Gut, Wind and Wire • Nov. 11-12, 2024

This instrumental trio formed by founding members of the Baltimore Consort, features Ronn McFarlane on lute (Gut), Mindy Rosenfeld on wooden flutes, fife and pipes (Wind), and Mark Cudek on cittern (Wire), bass viol and percussion. They perform the lively music of the Renaissance from the British Isles and the Continent, plus early and traditional Celtic music. Focusing on the popular music of those times and places, they illustrate the roots of traditional folk music. Also included in their repertoire is original music by Ronn McFarlane, for which he was Grammy-nominated. 

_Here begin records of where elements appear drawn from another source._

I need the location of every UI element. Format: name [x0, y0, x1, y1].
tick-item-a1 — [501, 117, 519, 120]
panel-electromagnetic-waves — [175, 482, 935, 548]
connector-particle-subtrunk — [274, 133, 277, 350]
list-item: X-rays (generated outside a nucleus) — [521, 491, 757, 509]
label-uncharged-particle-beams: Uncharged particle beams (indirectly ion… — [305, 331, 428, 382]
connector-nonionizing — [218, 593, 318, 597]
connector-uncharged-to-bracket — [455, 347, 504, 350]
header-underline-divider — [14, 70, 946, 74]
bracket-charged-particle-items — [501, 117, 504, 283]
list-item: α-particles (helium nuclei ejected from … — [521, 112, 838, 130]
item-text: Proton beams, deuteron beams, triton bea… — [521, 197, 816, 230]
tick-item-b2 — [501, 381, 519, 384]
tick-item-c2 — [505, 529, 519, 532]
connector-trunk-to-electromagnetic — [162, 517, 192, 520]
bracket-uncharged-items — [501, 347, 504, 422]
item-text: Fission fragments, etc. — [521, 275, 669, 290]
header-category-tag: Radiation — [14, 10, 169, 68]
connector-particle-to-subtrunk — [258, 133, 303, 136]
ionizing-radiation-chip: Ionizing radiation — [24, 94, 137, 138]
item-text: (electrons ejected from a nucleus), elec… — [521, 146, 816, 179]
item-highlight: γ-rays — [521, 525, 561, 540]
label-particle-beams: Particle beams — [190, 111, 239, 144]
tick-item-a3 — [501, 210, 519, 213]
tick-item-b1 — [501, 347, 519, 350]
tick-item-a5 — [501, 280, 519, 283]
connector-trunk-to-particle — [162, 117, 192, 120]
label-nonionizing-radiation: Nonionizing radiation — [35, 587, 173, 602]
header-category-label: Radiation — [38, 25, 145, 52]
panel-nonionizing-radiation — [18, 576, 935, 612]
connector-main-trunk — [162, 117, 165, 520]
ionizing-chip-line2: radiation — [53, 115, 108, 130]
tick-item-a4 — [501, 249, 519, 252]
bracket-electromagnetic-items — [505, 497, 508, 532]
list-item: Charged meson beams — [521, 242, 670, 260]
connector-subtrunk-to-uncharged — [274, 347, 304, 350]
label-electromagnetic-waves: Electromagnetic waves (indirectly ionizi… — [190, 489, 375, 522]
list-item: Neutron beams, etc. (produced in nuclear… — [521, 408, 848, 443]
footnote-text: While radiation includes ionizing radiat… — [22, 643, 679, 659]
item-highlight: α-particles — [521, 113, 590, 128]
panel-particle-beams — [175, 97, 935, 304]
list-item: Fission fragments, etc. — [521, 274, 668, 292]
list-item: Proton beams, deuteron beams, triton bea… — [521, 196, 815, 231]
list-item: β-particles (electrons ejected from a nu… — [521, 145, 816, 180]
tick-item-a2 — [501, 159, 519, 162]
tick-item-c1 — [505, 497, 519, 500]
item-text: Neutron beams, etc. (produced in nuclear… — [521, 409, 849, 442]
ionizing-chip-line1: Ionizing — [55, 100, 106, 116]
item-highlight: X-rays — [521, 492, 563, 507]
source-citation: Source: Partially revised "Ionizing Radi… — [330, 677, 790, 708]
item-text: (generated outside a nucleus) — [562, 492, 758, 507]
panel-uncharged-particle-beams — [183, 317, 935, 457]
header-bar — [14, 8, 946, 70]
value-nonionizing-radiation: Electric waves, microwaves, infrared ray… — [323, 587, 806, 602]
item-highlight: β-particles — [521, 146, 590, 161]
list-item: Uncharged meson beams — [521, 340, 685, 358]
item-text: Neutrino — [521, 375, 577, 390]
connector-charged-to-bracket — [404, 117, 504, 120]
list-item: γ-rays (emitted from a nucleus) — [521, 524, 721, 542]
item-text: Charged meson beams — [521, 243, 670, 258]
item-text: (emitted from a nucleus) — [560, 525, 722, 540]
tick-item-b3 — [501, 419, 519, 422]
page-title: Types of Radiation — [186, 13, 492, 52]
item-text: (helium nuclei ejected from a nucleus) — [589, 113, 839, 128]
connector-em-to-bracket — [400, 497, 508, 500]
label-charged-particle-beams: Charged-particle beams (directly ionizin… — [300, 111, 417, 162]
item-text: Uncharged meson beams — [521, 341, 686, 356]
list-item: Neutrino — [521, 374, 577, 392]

An American Journey • March 29, 2025

The Early Music Hawaii Chamber singers star in an exciting new venture. They rejoice in the works of the popular Singing Schools of mid-18th century America which spread the music of the The New-England Psalm Singer by Boston tanner William Billings and other Singing Masters, across the States “singing and making melody” and “teaching and admonishing.” And they revive that special harmonizing as it was introduced by the missionaries to Hawai‘i in the 1830s, reinvented in the Hawaiian language and rhythms.  The Early Music Hawaii Chamber Singers, Scott Fikse, director.

The Celestial Woman • May 9, 11, 2025

A professional women’s ensemble, Lumina has reinvented for EMH their celebration of
music by, for and in-praise-of women to reach back into the earliest centuries. It features
works by the 9th-century Byzantine Abbess Kassia, 11th-century Abbess Hildegard von
Bingen and Notre Dame Master Perotin. The title quotes the epic poem by the 14th-
century minnesinger Heinrich von Meissen “Frauenlob, in Praise of Woman,” both
sacred and secular. The program reaches into the early Renaissance with episodes in
the life and inspiration of the Virgin Mary, “The Queen of Heaven.” Two of the four
singers also play the Gothic harp, a favorite instrument of these early composers.